Yasal mirasçıların tamamı saklı pay mirasçıları olmamakla birlikte, TMK m.506’da belirtilmektedir. Buna göre birinci grup saklı paylı mirasçılar, murisin altsoy mirasçılarıdır. Tüm altsoy yasal mirasçılar, yasal miras payının yarısı kadar saklı paylı mirasçılardır. 

İkinci grup saklı paylı mirasçılar murisin anne ve babasıdır. Bunların saklı payı yasal miras paylarının 1/4’üdür. 2007 yılında Türk Medeni Kanunu’nda bir değişiklik yapılmıştır. Bu değişiklikten önce kişinin kardeşleri de saklı paylı mirasçı sayılmaktayken günümüzde mirasbırakanın kardeşleri saklı paylı mirasçı olarak kabul edilmemektedir. Bununla birlikte miras paylaşımı ölüm olayının gerçekleştiği tarihteki kanuna göre yapılmaktadır. Bu sebeple kişinin 2007 tarihinden önce veya sonra vefat etmiş olması önem arz etmektedir. 

Üçüncü saklı pay mirasçı ise sağ kalan eştir. Sağ kalan eşin saklı payı, birlikte mirasçı olduğu zümreye göre değişmektedir. Sağ kalan eş altsoy veya ana baba zümresiyle mirasçı olursa yasal miras payının tamamı saklı paydır. Diğer durumlarda ise yasal miras payının ¾’ü saklı payını oluşturmaktadır. 

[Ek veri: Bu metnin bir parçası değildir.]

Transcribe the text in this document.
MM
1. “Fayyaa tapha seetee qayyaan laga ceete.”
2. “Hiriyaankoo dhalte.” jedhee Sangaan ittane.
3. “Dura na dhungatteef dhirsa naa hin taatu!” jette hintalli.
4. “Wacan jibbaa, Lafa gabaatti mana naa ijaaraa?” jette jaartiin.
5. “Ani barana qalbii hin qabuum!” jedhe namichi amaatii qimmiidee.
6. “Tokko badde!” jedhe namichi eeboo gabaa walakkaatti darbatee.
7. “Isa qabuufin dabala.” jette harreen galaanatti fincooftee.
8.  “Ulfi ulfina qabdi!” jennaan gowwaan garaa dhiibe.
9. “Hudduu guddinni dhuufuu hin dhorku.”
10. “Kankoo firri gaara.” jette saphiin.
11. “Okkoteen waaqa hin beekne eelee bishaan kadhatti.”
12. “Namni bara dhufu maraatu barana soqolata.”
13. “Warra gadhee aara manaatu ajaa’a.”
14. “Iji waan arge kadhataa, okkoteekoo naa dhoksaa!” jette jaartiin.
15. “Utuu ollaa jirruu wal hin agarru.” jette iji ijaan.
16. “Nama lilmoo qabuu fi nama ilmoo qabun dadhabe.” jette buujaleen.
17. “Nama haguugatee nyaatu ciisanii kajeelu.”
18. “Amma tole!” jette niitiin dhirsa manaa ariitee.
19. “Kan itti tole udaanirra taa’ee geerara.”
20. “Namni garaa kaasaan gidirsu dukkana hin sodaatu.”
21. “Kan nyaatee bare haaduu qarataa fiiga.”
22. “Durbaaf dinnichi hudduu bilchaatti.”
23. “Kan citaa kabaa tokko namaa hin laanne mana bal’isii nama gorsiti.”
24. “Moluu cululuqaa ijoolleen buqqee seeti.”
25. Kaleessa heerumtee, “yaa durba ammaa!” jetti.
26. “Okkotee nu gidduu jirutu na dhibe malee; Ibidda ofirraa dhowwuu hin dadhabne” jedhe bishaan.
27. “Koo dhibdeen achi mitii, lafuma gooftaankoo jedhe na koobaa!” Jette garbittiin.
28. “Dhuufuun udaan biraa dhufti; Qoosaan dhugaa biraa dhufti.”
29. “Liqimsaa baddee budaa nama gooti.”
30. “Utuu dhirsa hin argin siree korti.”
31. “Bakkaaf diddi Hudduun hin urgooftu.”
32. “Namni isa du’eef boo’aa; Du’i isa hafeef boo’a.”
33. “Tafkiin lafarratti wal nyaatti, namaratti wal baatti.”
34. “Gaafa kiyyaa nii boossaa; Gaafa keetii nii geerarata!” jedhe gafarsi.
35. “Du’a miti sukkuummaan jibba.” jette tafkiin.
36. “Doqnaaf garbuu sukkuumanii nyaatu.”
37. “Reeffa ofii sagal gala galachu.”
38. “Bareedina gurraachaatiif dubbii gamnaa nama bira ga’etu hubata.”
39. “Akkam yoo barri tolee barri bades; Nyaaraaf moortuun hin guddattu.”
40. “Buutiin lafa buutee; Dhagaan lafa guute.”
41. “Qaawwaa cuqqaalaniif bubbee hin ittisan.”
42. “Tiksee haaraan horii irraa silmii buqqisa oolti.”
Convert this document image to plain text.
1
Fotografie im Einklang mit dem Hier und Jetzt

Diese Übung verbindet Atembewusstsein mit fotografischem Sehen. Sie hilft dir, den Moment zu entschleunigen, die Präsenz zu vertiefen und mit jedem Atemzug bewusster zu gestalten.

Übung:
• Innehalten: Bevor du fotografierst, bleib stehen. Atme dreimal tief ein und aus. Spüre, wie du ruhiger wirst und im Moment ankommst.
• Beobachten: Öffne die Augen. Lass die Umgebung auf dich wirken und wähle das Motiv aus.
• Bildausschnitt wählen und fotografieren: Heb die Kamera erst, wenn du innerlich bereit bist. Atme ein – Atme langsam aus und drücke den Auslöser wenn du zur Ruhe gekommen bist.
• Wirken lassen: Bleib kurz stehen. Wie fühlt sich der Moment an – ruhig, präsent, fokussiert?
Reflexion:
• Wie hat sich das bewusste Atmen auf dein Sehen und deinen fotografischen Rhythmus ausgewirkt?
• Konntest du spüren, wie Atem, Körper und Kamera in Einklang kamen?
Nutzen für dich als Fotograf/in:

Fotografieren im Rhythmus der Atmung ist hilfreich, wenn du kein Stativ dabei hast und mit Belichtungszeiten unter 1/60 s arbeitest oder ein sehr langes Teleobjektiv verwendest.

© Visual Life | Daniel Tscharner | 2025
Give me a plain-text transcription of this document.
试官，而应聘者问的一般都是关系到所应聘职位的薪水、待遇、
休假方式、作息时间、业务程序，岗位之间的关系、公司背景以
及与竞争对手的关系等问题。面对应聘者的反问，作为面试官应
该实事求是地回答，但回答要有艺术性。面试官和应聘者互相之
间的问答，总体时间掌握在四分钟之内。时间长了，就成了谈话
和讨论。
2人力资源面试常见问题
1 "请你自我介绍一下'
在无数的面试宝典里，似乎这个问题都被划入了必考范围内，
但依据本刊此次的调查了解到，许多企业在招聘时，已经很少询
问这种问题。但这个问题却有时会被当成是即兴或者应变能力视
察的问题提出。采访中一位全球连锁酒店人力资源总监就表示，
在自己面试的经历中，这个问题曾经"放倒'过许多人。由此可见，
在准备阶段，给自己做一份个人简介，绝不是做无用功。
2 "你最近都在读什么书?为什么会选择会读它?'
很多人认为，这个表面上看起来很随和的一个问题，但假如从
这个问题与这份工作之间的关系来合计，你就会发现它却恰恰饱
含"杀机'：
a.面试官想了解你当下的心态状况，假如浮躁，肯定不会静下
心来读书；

Mal Rejiminin Saklı Pay Üzerindeki Etkisi

Mal rejimi ölüm, başka bir mal rejimine geçme ve boşanma veya evliliğin iptali durumlarında tasfiye edilmektedir. Ölüm ile miras açılır. Tereke mirasçılar tarafından paylaşılmadan önce, ilk olarak tereke borçları ödenir daha sonrasında ise mal rejimi tasfiyesi yapılır. Daha sonra ise miras payları dağıtılır. 

Unutmamak gerekir ki, Medeni Kanunu’muzda edinilmiş mallara katılma rejimi yasal mal rejimi olarak kabul edilmiştir. Edinilmiş mallara katılma rejiminde eğer mal edinilmiş malsa ½’yi eş alır. Kalan ½’nin de ¼’ünü de yine sağ kalan eş almaktadır.   

Tasarruf Oranının Hesaplanması

Murisin tasarruf edebileceği miktarın hesaplanabilmesi için terekenin tespiti gerekmektedir. Türk Medeni Kanunu 507.maddesinde tasarruf edilebilir kısmın hesabını düzenlemiştir. İlgili maddeye göre tasarruf edilebilir kısım terekenin miras bırakanın ölüm günündeki durumuna göre hesaplanır. 

Tereke hesaplaması yapılırken öncelikle terekenin net olarak belirlenmesi önem arz etmektedir. Tereke murisin mal varlığı olduğu için aktif ve pasiflerden oluşmaktadır. Net tereke terekenin pasiflerinden ayrıldıktan sonra paylaşılacak esas terekeyi ifade eder. 

TMK m.507’ye göre, net tereke hesabı yapılırken miras bırakanın borçları, cenaze giderleri, terekenin mühürlenmesi ve yazım giderleri, miras bırakan ile birlikte yaşayan ve onun tarafından bakılan kimselerin üç aylık geçim giderleri terekeden indirilir. 

Tüm bunlarla birlikte terekeye eklenmesi gereken değerler de bulunmaktadır. 508.maddeye göre miras bırakanın sağlar arası karşılıksız kazandırmalar, tenkise tabi oldukları ölçüde terekeye eklenmelidir.